Ilustrasi Peringatan Maulid (di copy dari Ihaiyo.com) |
Sudah menjadi ritual tahunan, bahwa setiap tanggal 12 rabi’ul awal dalam penanggalan
hijriyah, akan dilaksanakan peringatan hari kelahiran Nabi Muhammad SAW. Masyarakat
nusantara menyebutnya dengan Maulid, dalam
terminologi Jawa dikenal dengan Muludan,
sedangkan masyarakat Buton (Wakatobi) mengenalnya dengan istilah Maluju atau Maludhu. Secara etimologi, kata maulid berasal dari Bahasa Arab yang
artinya sama dengan milad atau hari
kelahiran. Istilah ini digunakan karena merujuk pada hari lahirnya Nabi
Muhammad SAW. Jika merujuk pada Al-Qur’an dan Al-Hadist, kita tidak akan
menemukan adanya ayat atau hadist yang menjelaskan tentang wajibnya
melaksanakan maulid; demikian pula jika kita sandarkan pada apa yang pernah
dilaksanakan oleh Rasulullah Muhammad SAW semasa berdakwah baik di Mekkah maupun
Madinah serta pada masa kepemimpinan Khulafaur
Rasyidin (Abu Bakar As-Siddiq, Umad bin Khattab, Usman bin Affan, dan Ali
bin Abi Thalib), maka kita juga akan mendapatkan bahwa ritual tersebut tidak
pernah dilaksanakan. Bisa jadi, hal inilah yang menjadi landasan sebagian kalangan
dari kaum muslimin mengatakan bahwa ritual maulid adalah bid’ah (ibadah yang di ada-adakan). Argumentasi ini semakin menguat
karena pada setiap pelaksanaan maulid terdapat sejumlah cerita-cerita mistis (mitos)

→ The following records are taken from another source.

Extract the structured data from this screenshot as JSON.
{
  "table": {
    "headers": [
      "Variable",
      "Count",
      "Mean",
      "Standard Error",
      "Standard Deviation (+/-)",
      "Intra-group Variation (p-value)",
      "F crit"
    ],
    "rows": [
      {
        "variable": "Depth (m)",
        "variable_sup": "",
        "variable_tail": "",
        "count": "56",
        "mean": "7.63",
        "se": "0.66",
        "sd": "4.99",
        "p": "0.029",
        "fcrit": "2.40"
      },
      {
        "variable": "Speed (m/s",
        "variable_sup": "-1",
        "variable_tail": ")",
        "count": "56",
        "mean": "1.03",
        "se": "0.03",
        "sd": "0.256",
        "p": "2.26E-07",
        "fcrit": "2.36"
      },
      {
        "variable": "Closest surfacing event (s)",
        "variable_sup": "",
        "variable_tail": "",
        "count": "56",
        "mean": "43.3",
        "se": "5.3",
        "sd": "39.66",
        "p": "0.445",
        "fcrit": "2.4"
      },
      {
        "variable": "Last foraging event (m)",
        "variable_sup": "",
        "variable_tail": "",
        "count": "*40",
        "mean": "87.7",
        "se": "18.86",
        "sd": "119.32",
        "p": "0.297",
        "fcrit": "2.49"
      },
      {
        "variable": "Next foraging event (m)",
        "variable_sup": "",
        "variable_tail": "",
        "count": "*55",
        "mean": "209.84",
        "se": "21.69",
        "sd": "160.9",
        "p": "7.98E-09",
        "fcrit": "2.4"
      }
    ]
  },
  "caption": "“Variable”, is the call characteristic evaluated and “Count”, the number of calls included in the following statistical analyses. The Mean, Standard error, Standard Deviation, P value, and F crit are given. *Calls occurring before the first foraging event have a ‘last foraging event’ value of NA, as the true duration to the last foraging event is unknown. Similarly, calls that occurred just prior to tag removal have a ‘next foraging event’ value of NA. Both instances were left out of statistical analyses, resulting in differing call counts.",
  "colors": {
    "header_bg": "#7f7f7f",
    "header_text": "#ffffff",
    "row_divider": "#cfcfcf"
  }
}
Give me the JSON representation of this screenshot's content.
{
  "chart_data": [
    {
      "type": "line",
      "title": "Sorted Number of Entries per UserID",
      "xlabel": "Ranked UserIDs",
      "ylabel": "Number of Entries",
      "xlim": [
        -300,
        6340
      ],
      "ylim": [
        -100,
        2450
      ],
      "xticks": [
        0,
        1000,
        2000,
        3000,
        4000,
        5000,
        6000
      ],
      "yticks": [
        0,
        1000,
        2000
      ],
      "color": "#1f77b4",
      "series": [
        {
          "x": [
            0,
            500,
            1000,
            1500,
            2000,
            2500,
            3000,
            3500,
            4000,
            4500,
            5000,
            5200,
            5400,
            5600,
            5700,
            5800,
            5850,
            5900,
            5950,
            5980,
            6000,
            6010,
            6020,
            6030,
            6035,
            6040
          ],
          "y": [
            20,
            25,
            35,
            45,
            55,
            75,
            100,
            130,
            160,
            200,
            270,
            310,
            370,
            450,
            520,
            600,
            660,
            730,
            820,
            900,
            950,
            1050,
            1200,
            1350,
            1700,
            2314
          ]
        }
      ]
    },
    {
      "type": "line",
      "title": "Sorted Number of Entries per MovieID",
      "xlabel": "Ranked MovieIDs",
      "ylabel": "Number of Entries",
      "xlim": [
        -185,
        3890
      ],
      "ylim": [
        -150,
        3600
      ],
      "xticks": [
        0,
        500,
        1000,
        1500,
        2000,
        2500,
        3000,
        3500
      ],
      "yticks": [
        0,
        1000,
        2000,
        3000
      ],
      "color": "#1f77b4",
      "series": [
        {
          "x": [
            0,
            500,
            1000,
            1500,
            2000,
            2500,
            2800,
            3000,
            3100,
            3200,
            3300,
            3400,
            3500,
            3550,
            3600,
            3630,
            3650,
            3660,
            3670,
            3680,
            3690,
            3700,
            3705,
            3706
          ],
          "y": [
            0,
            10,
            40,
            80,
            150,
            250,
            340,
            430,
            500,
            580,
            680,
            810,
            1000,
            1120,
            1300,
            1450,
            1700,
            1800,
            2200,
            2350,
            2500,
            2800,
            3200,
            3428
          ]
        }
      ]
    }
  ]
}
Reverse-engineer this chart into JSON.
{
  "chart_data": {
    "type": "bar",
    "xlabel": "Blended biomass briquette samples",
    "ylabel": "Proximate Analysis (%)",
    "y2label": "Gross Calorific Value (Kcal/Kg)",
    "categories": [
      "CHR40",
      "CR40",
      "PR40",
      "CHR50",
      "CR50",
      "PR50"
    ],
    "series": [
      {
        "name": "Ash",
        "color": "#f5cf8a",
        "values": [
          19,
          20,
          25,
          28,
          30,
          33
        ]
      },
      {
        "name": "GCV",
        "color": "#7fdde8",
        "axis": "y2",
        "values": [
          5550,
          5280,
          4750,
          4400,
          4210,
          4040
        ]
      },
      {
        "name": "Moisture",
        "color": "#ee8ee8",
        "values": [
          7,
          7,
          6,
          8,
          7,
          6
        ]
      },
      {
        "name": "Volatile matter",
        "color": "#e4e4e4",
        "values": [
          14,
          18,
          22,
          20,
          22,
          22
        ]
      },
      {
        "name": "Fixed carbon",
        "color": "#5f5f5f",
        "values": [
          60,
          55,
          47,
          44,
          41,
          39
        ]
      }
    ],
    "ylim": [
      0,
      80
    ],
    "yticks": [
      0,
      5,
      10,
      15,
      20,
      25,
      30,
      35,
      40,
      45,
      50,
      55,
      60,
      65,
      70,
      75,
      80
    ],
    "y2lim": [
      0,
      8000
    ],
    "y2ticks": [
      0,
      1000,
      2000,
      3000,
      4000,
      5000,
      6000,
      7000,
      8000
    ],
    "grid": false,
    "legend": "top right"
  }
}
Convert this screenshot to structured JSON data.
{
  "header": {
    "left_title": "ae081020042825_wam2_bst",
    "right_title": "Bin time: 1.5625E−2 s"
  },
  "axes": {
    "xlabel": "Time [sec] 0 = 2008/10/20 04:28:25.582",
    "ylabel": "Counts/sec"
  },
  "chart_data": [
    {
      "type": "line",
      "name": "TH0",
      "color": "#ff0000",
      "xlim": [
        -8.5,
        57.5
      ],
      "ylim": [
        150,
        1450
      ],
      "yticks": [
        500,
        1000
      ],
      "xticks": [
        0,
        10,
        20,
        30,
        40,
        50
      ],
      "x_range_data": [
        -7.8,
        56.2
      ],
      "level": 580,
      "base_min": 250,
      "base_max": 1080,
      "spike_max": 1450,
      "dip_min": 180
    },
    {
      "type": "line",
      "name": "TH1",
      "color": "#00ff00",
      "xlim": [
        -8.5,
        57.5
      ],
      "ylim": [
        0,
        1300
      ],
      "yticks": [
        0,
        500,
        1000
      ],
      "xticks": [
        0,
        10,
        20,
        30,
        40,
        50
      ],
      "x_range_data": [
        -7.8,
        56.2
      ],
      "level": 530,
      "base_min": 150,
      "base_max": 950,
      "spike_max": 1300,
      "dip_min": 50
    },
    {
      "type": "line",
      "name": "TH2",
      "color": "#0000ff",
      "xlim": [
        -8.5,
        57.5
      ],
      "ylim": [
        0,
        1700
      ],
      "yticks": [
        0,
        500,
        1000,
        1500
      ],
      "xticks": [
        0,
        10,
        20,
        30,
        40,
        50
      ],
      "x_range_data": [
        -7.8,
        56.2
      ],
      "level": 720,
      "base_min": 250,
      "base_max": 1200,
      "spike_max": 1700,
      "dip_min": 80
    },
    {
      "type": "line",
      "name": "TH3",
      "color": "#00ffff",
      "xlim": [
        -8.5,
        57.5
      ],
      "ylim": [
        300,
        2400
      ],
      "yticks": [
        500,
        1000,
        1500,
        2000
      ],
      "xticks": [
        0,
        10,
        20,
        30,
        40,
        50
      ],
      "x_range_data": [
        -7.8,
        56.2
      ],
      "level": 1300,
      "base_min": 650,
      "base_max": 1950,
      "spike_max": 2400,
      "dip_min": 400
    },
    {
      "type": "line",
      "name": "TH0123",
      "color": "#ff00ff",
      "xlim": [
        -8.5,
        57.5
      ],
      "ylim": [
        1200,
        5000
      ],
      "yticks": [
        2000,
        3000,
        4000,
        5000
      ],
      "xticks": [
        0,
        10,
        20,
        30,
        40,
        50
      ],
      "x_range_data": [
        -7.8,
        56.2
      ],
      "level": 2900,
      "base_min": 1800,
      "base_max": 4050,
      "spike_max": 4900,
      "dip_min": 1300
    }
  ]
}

yang kemudian ikut mempengaruhi bagaimana ritual maulid dilakukan. Hal ini
misalnya dapat dilihat dari adanya serangkaian ritual serta ragam menu yang ‘wajib’
diadakan. Ada suatu keyakinan bahwa jika sebagian dari seluruh rangkaian ritual
tidak terpenuhi, dan sebagian dari menu wajib itu tidak disajikan maka akan
mengurangi nilai kesakralan ritual maulid.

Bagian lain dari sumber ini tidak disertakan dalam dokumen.